J'ai glissé ma main dans les boucles de ta tignasse emmêlée pour attraper des poings quelques unes de tes idées noires, mais rien n'y faisait, je sentais bien que le spleen et la colère étaient les plus que présents. Je sentais bien que je n'arriverais pas à erradiquer ces douleurs que tu portes et qui ressurgissent à chaque fois que quelqu'un d'important passe le pas de ton intimité. Chaque fois que tu les regardes partir au matin en scrutant ce corps qui te déplaît si fort. Chaque fois que tu me dis que tu ne comprendras jamais pourquoi je t'aime. Comment je suis capable d'ouvrir une fenêtre sur ton inconscient et voir au delà des stigmates que tu portes en étendard, comme des couleurs vives dans un univers fané, pour ne pas nous laisser voir le décors.
Tu t'es collé un peu plus en me parlant des contradictions de ta vie. Entre ce désir lancinant d'aimer et de l'être de retour et les souvenirs de peurs qui engluent tes élans, les ancrant au sol plus fortement que le lest des mongolfières. Entre ces envies de liberté et la crainte des chaînes qui te font hésiter sur la frontière en l'amour et l'absence.
Tu te trouves étrange et complexe tandis que je crois que nous sommes tous comme toi, mais que nous ne l'exprimons pas souvent. Et ce matin, quand je t'ai laissé endormi sous mes couvertures, j'aurais beaucoup aimé porter une parcelle de ta peine et la dorer sous le soleil de l'été.
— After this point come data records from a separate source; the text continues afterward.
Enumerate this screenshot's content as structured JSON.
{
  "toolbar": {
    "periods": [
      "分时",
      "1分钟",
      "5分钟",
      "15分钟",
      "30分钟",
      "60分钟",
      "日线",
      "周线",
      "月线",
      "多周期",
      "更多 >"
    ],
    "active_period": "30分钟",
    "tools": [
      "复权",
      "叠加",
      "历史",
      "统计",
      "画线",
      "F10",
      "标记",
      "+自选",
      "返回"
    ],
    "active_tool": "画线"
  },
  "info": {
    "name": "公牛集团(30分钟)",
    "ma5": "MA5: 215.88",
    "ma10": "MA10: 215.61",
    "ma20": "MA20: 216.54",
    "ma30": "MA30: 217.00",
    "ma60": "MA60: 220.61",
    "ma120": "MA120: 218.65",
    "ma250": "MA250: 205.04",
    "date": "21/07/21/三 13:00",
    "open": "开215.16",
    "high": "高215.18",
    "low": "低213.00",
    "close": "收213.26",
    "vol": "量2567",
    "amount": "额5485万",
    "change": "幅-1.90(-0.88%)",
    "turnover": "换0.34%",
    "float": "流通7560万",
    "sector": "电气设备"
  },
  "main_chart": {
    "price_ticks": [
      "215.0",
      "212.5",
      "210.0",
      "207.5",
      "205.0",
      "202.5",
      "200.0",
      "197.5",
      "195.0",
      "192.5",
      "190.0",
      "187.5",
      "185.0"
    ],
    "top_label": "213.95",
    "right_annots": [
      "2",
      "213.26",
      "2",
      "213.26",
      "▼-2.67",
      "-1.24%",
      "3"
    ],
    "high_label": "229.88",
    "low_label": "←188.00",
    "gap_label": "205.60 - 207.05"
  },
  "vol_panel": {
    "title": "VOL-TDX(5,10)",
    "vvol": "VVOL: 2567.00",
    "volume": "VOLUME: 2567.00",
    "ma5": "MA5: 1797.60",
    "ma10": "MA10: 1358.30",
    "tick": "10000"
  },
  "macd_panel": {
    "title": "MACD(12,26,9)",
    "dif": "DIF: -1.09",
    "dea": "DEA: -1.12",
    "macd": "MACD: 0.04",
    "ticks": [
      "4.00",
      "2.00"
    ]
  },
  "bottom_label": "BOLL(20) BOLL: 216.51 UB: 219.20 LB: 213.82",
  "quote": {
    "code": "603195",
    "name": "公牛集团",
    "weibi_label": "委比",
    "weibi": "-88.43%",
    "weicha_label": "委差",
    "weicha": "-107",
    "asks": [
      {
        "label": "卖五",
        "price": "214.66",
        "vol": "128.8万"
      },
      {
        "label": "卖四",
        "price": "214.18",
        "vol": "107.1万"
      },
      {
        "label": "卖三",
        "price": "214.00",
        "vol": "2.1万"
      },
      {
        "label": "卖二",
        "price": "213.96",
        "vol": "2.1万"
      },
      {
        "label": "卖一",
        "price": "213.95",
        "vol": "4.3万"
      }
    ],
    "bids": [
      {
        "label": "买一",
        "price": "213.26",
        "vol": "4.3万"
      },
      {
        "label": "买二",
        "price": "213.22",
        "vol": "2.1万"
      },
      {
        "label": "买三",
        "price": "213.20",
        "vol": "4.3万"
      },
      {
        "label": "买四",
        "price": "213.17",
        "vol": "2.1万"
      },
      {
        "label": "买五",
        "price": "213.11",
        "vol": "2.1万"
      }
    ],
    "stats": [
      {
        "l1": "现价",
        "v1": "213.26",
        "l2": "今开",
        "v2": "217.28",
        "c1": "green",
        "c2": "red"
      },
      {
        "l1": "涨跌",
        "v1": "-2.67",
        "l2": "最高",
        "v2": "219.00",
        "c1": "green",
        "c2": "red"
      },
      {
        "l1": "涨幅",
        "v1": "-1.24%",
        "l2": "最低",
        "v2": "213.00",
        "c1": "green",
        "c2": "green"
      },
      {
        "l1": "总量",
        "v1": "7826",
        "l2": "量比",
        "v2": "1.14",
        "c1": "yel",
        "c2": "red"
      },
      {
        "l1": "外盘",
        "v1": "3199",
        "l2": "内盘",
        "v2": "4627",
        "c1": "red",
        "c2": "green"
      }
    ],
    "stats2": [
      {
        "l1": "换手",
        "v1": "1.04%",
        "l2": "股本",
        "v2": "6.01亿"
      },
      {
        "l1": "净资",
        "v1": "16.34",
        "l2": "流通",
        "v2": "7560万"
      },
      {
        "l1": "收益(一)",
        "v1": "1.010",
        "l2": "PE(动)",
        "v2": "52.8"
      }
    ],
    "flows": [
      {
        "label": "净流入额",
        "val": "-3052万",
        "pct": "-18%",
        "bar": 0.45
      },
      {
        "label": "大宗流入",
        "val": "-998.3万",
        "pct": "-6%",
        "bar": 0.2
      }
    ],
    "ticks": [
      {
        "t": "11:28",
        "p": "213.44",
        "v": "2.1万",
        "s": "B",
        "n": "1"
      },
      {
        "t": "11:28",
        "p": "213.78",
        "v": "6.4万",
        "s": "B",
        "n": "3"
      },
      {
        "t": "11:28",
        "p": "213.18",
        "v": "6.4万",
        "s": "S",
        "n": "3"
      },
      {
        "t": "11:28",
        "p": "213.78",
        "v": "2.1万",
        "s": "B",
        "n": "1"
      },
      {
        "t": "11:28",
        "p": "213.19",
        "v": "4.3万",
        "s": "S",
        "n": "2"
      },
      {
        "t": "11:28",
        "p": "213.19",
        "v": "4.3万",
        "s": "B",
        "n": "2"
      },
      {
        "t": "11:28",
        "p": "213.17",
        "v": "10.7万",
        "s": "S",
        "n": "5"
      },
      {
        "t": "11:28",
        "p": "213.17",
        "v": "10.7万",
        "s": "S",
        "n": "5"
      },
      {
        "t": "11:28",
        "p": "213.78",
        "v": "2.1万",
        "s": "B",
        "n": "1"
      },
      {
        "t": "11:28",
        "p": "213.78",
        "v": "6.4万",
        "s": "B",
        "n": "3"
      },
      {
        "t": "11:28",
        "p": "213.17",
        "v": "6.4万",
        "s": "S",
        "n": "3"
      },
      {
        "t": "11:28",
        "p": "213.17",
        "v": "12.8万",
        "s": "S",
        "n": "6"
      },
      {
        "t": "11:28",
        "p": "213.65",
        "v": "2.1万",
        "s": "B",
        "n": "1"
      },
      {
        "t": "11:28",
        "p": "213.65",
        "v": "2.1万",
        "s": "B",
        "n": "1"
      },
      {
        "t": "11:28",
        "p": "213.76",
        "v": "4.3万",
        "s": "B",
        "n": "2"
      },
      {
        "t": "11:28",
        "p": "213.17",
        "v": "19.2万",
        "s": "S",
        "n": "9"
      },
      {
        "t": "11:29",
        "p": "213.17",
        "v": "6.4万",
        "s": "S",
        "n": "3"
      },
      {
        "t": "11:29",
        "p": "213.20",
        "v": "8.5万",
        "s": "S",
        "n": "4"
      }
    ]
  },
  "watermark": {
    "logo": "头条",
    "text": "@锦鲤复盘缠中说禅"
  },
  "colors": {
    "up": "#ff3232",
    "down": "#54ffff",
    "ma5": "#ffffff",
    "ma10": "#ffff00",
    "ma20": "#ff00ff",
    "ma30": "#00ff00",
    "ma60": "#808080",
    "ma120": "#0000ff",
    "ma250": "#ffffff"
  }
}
Au coin de la rue, les pompiers plantaient des fleurs tandis que je respirais un peu de ta vie, et de la mienne.
WOW! Quel superbe texte! Tellement vrai, si bien décrit!
"Je sais bien que tu aurais voulu que les boussoles pointent moins souvent le nord des impossibles."
En effet, quand il est question de magnétisme, justement...
Denis L : Heu... Merci beaucoup.
Le problème avec les champs magnétiques c'est qu'ils chiffonnent le sens de l'orientation des meilleures boussoles.
Charles : Bah, c'était pas ce matin-là, mais un précédent (hi hi hi). Et si tu ne l'avais pas dit que certaines de TES angoisses étaient dans mon texte, personne ne l'aurait su. Et puis d'abord depuis quand tu comptes les trucs que je tisse sur les lignes des silences qui nous unissent?
10%, c'est un peu trop rationnel comme nombre pour les inspirations que tu as fait naître. Ici comme ailleurs. ;-)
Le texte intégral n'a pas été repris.